Standard body bagging procedures should be followed, consistent with procedures used for deaths when there is no confirmed or suspected COVID-19. Given the varying weights of decedents and variety, construction, and conditions of body bag materials, postmortem care workers should use prudent judgement determining if risks for puncture, tearing, or failure of body bags could occur and whether a second body bag or a body bag of thicker, stronger material (e.g., minimum of 6 mil thickness) is necessary. Risk factors include:

  • Presence of sharp objects on the decedent that could cause punctures or tears (e.g., jewelry, piercings, medical instruments)
  • Weight of the decedent that could cause the bag or bag handle to fail during transport (if available, verify body bag weight capacities as provided by the manufacturer)
  • Bodily fluids posing exposure risks to workers transporting the body should a puncture, tear, or failure occur (e.g., SARS-CoV-2 has been detected in the feces of some patients diagnosed with COVID-19, though whether the virus in stool is infectious is unknown). Standard Precautions for bloodborne pathogens should always be taken.
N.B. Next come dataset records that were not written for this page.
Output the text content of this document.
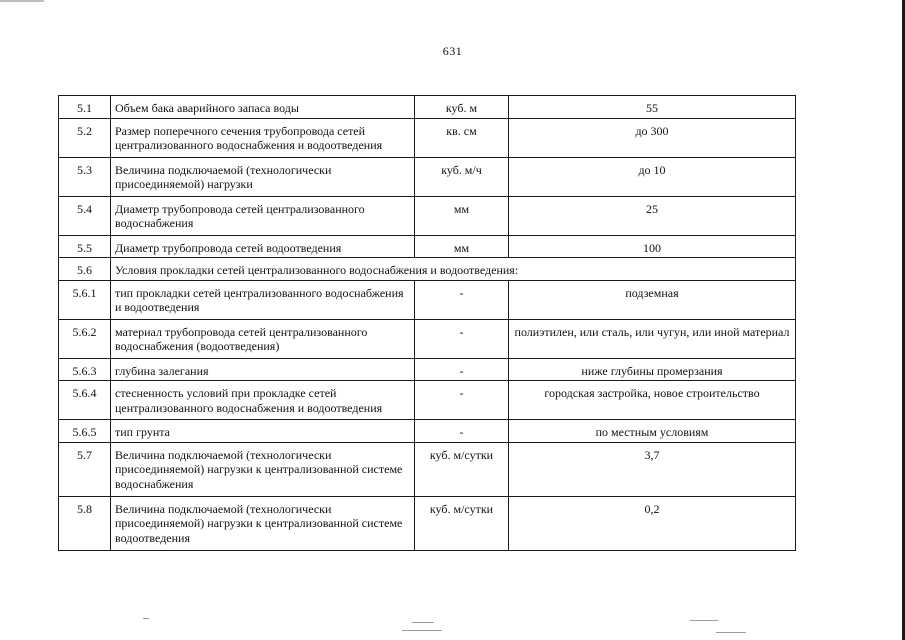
631
5.1	Объем бака аварийного запаса воды	куб. м	55
5.2	Размер поперечного сечения трубопровода сетей централизованного водоснабжения и водоотведения	кв. см	до 300
5.3	Величина подключаемой (технологически присоединяемой) нагрузки	куб. м/ч	до 10
5.4	Диаметр трубопровода сетей централизованного водоснабжения	мм	25
5.5	Диаметр трубопровода сетей водоотведения	мм	100
5.6	Условия прокладки сетей централизованного водоснабжения и водоотведения:		
5.6.1	тип прокладки сетей централизованного водоснабжения и водоотведения	-	подземная
5.6.2	материал трубопровода сетей централизованного водоснабжения (водоотведения)	-	полиэтилен, или сталь, или чугун, или иной материал
5.6.3	глубина залегания	-	ниже глубины промерзания
5.6.4	стесненность условий при прокладке сетей централизованного водоснабжения и водоотведения	-	городская застройка, новое строительство
5.6.5	тип грунта	-	по местным условиям
5.7	Величина подключаемой (технологически присоединяемой) нагрузки к централизованной системе водоснабжения	куб. м/сутки	3,7
5.8	Величина подключаемой (технологически присоединяемой) нагрузки к централизованной системе водоотведения	куб. м/сутки	0,2
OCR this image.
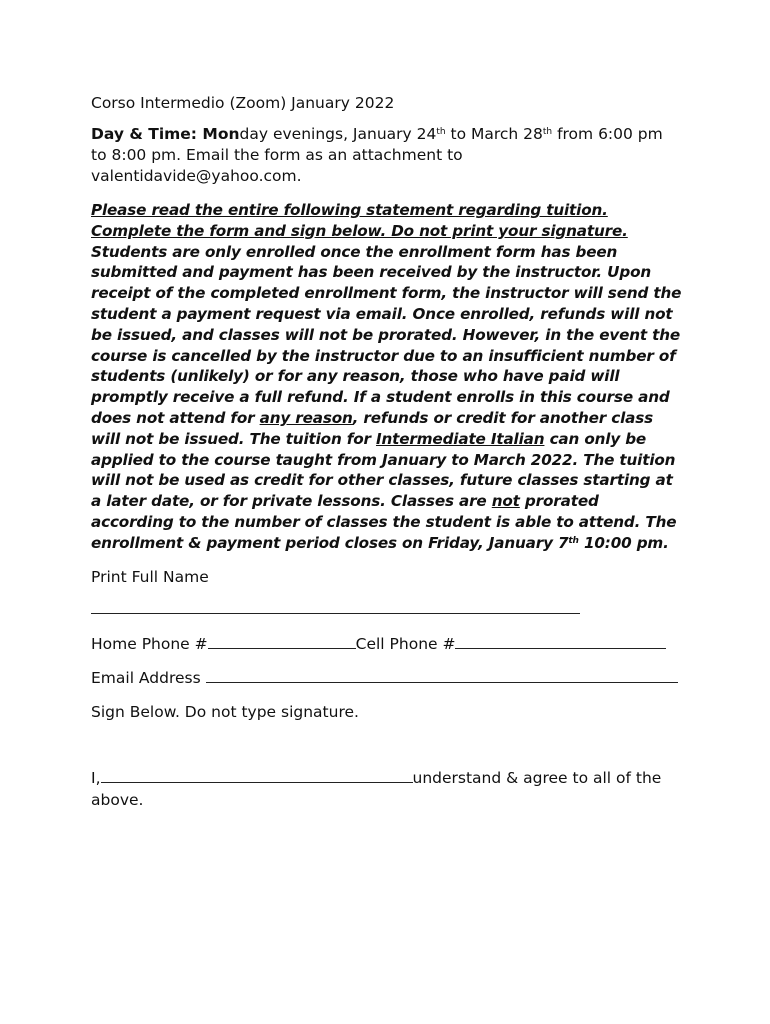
Corso Intermedio (Zoom) January 2022
Day & Time: Monday evenings, January 24th to March 28th from 6:00 pm
to 8:00 pm. Email the form as an attachment to
valentidavide@yahoo.com.
Please read the entire following statement regarding tuition.
Complete the form and sign below. Do not print your signature.
Students are only enrolled once the enrollment form has been
submitted and payment has been received by the instructor. Upon
receipt of the completed enrollment form, the instructor will send the
student a payment request via email. Once enrolled, refunds will not
be issued, and classes will not be prorated. However, in the event the
course is cancelled by the instructor due to an insufficient number of
students (unlikely) or for any reason, those who have paid will
promptly receive a full refund. If a student enrolls in this course and
does not attend for any reason, refunds or credit for another class
will not be issued. The tuition for Intermediate Italian can only be
applied to the course taught from January to March 2022. The tuition
will not be used as credit for other classes, future classes starting at
a later date, or for private lessons. Classes are not prorated
according to the number of classes the student is able to attend. The
enrollment & payment period closes on Friday, January 7th 10:00 pm.
Print Full Name
Home Phone #	Cell Phone #
Email Address
Sign Below. Do not type signature.
I,	understand & agree to all of the
above.
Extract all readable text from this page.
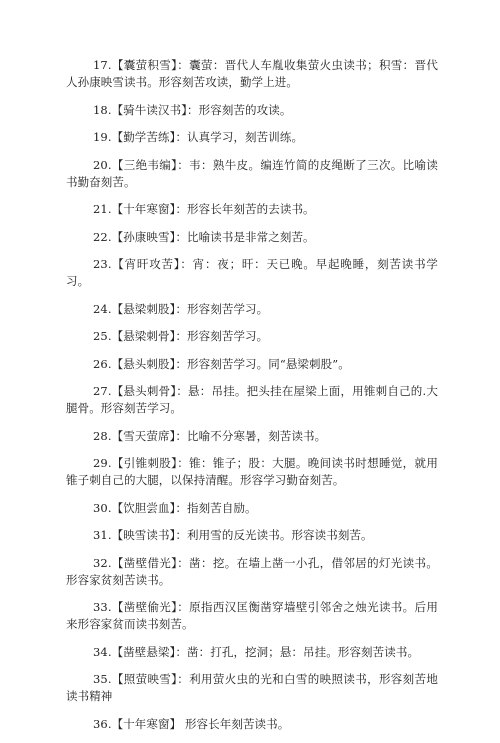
17.【囊萤积雪】：囊萤：晋代人车胤收集萤火虫读书；积雪：晋代人孙康映雪读书。形容刻苦攻读，勤学上进。
18.【骑牛读汉书】：形容刻苦的攻读。
19.【勤学苦练】：认真学习，刻苦训练。
20.【三绝韦编】：韦：熟牛皮。编连竹简的皮绳断了三次。比喻读书勤奋刻苦。
21.【十年寒窗】：形容长年刻苦的去读书。
22.【孙康映雪】：比喻读书是非常之刻苦。
23.【宵旰攻苦】：宵：夜；旰：天已晚。早起晚睡，刻苦读书学习。
24.【悬梁刺股】：形容刻苦学习。
25.【悬梁刺骨】：形容刻苦学习。
26.【悬头刺股】：形容刻苦学习。同“悬梁刺股”。
27.【悬头刺骨】：悬：吊挂。把头挂在屋梁上面，用锥刺自己的.大腿骨。形容刻苦学习。
28.【雪天萤席】：比喻不分寒暑，刻苦读书。
29.【引锥刺股】：锥：锥子；股：大腿。晚间读书时想睡觉，就用锥子刺自己的大腿，以保持清醒。形容学习勤奋刻苦。
30.【饮胆尝血】：指刻苦自励。
31.【映雪读书】：利用雪的反光读书。形容读书刻苦。
32.【凿壁借光】：凿：挖。在墙上凿一小孔，借邻居的灯光读书。形容家贫刻苦读书。
33.【凿壁偷光】：原指西汉匡衡凿穿墙壁引邻舍之烛光读书。后用来形容家贫而读书刻苦。
34.【凿壁悬梁】：凿：打孔，挖洞；悬：吊挂。形容刻苦读书。
35.【照萤映雪】：利用萤火虫的光和白雪的映照读书，形容刻苦地读书精神
36.【十年寒窗】 形容长年刻苦读书。
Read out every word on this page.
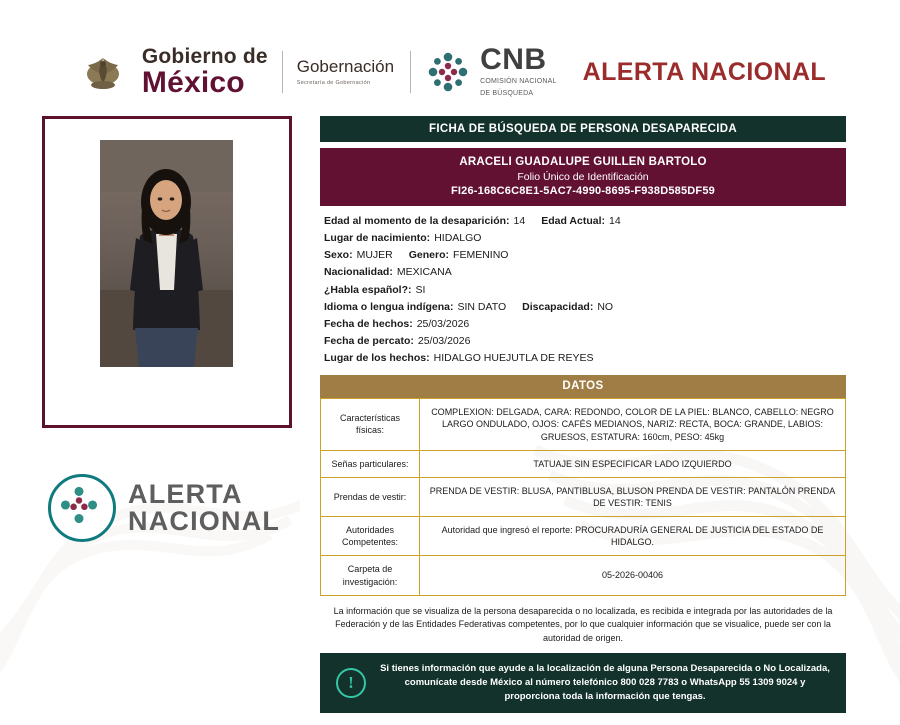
Gobierno de
México	Gobernación
Secretaría de Gobernación
CNB
COMISIÓN NACIONAL
DE BÚSQUEDA
ALERTA NACIONAL
ALERTA
NACIONAL
FICHA DE BÚSQUEDA DE PERSONA DESAPARECIDA
ARACELI GUADALUPE GUILLEN BARTOLO
Folio Único de Identificación
FI26-168C6C8E1-5AC7-4990-8695-F938D585DF59
Edad al momento de la desaparición: 14 Edad Actual: 14
Lugar de nacimiento: HIDALGO
Sexo: MUJER Genero: FEMENINO
Nacionalidad: MEXICANA
¿Habla español?: SI
Idioma o lengua indígena: SIN DATO Discapacidad: NO
Fecha de hechos: 25/03/2026
Fecha de percato: 25/03/2026
Lugar de los hechos: HIDALGO HUEJUTLA DE REYES
DATOS
Características físicas:	COMPLEXION: DELGADA, CARA: REDONDO, COLOR DE LA PIEL: BLANCO, CABELLO: NEGRO LARGO ONDULADO, OJOS: CAFÉS MEDIANOS, NARIZ: RECTA, BOCA: GRANDE, LABIOS: GRUESOS, ESTATURA: 160cm, PESO: 45kg
Señas particulares:	TATUAJE SIN ESPECIFICAR LADO IZQUIERDO
Prendas de vestir:	PRENDA DE VESTIR: BLUSA, PANTIBLUSA, BLUSON PRENDA DE VESTIR: PANTALÓN PRENDA DE VESTIR: TENIS
Autoridades Competentes:	Autoridad que ingresó el reporte: PROCURADURÍA GENERAL DE JUSTICIA DEL ESTADO DE HIDALGO.
Carpeta de investigación:	05-2026-00406
La información que se visualiza de la persona desaparecida o no localizada, es recibida e integrada por las autoridades de la Federación y de las Entidades Federativas competentes, por lo que cualquier información que se visualice, puede ser con la autoridad de origen.
!
Si tienes información que ayude a la localización de alguna Persona Desaparecida o No Localizada, comunícate desde México al número telefónico 800 028 7783 o WhatsApp 55 1309 9024 y proporciona toda la información que tengas.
  • Damage or degradation to the body bag that may have occurred in shipment or storage (e.g., the bag is broken or brittle).

After the body has been bagged, disinfect the outside of the bag with Environmental Protection Agency (EPA)-approved disinfectants that meet the criteria for use against SARS-CoV-2, the virus that causes COVID-19, applied according to the manufacturer’s recommendations.